We have a concrete driveway and two concrete porches in back, so I'm not sure what we do with those? It's basically impossible to access the foundation in those areas without either re-doing the concrete pads or tunneling beneath them (which doesn't sound like a good plan)?
One way of looking at it is that you have only had small water intrusions where the services enter, and no other signs that there is a problem. It is also crawlspace, not a basement or finished room, so the consequences of any water making it's way in are in comparison quite minor.
Against that is the absence of what both good practice and most building codes require: damp-proofing and perimeter drains.
Are there any consequences to waiting to see if a problem develops, beyond the lingering uncertainty of knowing whether you might have to act in the future?
> Are there any consequences to waiting to see if a problem develops, beyond the lingering uncertainty of knowing whether you might have to act in the future?
Not really. Except not knowing how big the future bill might be if I fail to act now.

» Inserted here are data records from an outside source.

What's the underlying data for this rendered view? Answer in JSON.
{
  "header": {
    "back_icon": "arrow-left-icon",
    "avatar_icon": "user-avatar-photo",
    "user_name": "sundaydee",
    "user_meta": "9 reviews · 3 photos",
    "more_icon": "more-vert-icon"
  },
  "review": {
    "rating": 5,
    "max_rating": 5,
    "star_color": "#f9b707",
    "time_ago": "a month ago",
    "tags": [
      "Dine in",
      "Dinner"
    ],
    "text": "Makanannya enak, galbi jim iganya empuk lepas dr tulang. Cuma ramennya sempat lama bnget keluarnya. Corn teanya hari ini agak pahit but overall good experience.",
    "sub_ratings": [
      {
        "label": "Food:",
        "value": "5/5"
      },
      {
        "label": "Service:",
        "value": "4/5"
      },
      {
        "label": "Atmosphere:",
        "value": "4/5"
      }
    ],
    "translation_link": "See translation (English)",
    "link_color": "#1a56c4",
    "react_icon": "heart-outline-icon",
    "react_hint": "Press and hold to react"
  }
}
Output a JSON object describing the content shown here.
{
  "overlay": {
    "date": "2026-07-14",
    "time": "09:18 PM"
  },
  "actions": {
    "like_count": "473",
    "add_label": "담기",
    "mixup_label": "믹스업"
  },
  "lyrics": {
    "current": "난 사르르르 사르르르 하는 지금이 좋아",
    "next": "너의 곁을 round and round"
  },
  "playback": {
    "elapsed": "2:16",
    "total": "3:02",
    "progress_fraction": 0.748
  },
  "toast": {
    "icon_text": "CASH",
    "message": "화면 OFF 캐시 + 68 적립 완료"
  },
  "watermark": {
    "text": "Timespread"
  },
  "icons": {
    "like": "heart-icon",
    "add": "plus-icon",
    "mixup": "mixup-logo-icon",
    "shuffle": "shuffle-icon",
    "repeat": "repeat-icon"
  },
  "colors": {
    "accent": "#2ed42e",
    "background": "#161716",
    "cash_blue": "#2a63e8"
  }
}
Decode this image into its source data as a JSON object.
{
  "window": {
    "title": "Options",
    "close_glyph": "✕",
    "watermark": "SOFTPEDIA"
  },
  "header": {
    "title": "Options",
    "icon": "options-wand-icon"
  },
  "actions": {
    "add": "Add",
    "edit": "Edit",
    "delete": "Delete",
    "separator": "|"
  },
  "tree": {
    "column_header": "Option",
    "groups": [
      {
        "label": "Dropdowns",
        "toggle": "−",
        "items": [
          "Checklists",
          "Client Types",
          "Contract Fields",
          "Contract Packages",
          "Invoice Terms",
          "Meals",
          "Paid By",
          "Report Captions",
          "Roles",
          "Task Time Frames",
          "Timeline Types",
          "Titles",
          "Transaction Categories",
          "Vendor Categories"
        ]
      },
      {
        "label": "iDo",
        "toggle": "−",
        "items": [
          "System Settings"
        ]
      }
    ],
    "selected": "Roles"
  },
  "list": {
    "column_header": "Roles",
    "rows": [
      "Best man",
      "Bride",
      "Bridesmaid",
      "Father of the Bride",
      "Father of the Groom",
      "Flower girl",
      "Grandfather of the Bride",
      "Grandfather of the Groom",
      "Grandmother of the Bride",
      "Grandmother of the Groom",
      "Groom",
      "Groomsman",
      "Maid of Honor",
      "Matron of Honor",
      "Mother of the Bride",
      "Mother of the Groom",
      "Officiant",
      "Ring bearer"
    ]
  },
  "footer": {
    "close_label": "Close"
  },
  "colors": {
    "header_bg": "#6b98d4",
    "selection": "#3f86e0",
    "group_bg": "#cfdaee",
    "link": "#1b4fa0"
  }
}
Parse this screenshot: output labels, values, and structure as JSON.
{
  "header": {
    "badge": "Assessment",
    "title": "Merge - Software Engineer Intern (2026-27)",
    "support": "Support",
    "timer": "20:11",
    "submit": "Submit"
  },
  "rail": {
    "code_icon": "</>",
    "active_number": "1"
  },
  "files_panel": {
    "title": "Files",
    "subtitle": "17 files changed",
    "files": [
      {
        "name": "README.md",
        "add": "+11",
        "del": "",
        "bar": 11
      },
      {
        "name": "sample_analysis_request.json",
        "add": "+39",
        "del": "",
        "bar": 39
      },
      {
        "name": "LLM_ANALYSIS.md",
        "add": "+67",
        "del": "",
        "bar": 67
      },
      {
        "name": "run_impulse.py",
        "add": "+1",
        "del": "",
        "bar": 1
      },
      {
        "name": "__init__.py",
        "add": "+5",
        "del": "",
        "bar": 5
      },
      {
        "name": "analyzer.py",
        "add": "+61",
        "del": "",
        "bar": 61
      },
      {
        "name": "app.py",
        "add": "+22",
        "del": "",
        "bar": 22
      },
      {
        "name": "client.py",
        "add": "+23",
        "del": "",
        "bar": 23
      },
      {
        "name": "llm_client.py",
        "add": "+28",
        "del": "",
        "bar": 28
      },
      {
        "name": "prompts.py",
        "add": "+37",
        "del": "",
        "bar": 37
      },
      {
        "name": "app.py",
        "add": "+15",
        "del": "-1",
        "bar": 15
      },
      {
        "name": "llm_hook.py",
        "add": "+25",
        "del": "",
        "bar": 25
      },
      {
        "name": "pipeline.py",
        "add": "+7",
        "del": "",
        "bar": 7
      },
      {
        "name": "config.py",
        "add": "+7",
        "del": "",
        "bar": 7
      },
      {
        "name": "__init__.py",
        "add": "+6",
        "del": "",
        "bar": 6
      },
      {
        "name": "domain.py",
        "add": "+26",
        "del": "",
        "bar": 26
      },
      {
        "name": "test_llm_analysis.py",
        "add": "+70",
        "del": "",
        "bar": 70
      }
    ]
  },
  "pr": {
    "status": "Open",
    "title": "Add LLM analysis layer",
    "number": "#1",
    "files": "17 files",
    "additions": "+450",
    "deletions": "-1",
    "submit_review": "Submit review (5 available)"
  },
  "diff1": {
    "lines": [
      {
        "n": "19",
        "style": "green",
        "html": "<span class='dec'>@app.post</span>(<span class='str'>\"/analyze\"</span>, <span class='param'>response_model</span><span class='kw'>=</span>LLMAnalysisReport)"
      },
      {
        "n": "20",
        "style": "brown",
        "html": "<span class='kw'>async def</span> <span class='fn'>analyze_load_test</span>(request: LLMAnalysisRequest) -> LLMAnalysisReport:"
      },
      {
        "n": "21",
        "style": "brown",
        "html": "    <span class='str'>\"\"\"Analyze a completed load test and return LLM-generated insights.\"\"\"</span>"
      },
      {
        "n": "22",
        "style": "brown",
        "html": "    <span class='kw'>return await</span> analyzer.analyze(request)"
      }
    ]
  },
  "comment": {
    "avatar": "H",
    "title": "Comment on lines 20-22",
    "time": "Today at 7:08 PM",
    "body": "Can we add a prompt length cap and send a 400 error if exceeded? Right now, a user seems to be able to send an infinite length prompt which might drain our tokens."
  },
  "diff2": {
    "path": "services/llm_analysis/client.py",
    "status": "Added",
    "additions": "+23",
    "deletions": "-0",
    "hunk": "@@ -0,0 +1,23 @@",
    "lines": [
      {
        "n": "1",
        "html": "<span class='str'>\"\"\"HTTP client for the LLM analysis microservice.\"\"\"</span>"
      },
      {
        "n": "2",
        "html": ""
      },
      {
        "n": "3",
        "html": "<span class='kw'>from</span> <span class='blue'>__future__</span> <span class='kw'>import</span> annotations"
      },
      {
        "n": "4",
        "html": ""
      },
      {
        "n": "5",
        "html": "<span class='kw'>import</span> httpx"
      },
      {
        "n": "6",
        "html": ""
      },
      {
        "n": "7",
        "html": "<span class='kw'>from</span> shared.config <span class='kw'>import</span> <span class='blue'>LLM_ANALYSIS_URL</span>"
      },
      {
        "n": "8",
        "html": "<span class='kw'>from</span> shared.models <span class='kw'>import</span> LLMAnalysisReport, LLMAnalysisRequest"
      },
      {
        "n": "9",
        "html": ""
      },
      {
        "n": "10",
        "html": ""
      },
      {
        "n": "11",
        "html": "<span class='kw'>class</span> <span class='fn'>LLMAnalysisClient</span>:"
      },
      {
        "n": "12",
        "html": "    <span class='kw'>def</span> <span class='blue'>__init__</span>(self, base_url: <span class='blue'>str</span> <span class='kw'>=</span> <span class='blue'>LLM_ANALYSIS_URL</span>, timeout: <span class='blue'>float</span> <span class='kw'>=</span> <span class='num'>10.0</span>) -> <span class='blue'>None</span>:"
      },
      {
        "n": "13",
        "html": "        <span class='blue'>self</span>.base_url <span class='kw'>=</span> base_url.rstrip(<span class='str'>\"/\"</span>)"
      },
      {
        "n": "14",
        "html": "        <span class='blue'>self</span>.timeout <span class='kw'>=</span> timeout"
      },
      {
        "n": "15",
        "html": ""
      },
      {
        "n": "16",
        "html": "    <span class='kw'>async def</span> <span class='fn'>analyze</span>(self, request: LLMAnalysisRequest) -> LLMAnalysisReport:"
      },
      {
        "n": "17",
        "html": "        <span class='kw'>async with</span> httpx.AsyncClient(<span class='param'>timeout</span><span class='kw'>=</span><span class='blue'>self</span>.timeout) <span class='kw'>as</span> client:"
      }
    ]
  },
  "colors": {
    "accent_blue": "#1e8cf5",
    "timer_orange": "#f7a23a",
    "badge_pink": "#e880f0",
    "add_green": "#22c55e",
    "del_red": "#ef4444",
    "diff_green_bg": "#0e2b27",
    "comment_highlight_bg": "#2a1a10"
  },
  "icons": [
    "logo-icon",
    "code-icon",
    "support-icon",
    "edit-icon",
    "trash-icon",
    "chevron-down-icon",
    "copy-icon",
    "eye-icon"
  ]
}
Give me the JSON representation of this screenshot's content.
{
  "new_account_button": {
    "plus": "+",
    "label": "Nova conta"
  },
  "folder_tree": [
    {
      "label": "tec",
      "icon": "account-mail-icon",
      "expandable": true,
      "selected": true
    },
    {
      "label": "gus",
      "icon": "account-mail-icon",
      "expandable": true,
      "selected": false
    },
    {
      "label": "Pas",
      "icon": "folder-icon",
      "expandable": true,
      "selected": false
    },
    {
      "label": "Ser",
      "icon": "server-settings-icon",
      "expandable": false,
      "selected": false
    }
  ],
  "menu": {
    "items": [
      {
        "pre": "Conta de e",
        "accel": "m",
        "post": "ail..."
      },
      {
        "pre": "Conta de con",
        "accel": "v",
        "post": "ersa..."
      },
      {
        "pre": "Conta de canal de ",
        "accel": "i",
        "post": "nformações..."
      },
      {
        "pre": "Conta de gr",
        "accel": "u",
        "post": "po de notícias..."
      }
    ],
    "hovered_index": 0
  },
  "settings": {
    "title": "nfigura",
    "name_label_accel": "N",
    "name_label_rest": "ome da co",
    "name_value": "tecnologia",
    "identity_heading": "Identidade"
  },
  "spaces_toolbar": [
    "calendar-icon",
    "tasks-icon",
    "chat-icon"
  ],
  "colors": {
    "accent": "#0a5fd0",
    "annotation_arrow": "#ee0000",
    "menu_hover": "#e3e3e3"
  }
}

I've already excavated the area around the pipe penetrations, so I was just thinking I should do as much as possible as long as it's open. The back of the house is on a hill, so it's not a big deal to get drainage tile to sunlight.
But yes, I really don't know how paranoid I should be and where the sweet spot is in terms of rework. I don't want to throw money away. But I'd also rather not excavate this side of the house again ;)
I used [url=https://liquidrubberusa.com/products/foundation-sealant?utm_source=frm]Foundation Sealant[/url] to protect my foundation and exterior basement wall from water. After how one pipe near my house stater leaking and I found my stuff swimming in my basement I decided to make something it won't happen again.
I can't provide you with advice on which products to apply. To me, the physical details -- perforated pipe, crushed stone, landscape fabric, backfill -- matter more than the chemistry of the coatings. (Coatings won't keep water out of your basement, but the physical details described here will.)
Ignore the areas where access is blocked by your driveway and porches. Address the areas where access is easier and where you've noticed water entry problems. Do a good job with the footing drain, and extend the footing drain to daylight.
Exterior insulation is a good idea, although you will need to come up with a plan to protect the above-grade portion of the insulation, and you'll need to install Z-flashing between the top of the foundation insulation and the lowest course of siding.
You wrote, "I've read that having the sand/gravel backfill without the PVC drains could actually make things worse." That's not true -- as long as you have a functioning footing drain.
It won't hurt to install some tees and risers in your footing drain, as clean-outs.
Don't connect the drain pipes for your roof gutters with your footing drain system. Keep these systems separate, or else you might be injecting roof water into the soil near your foundation.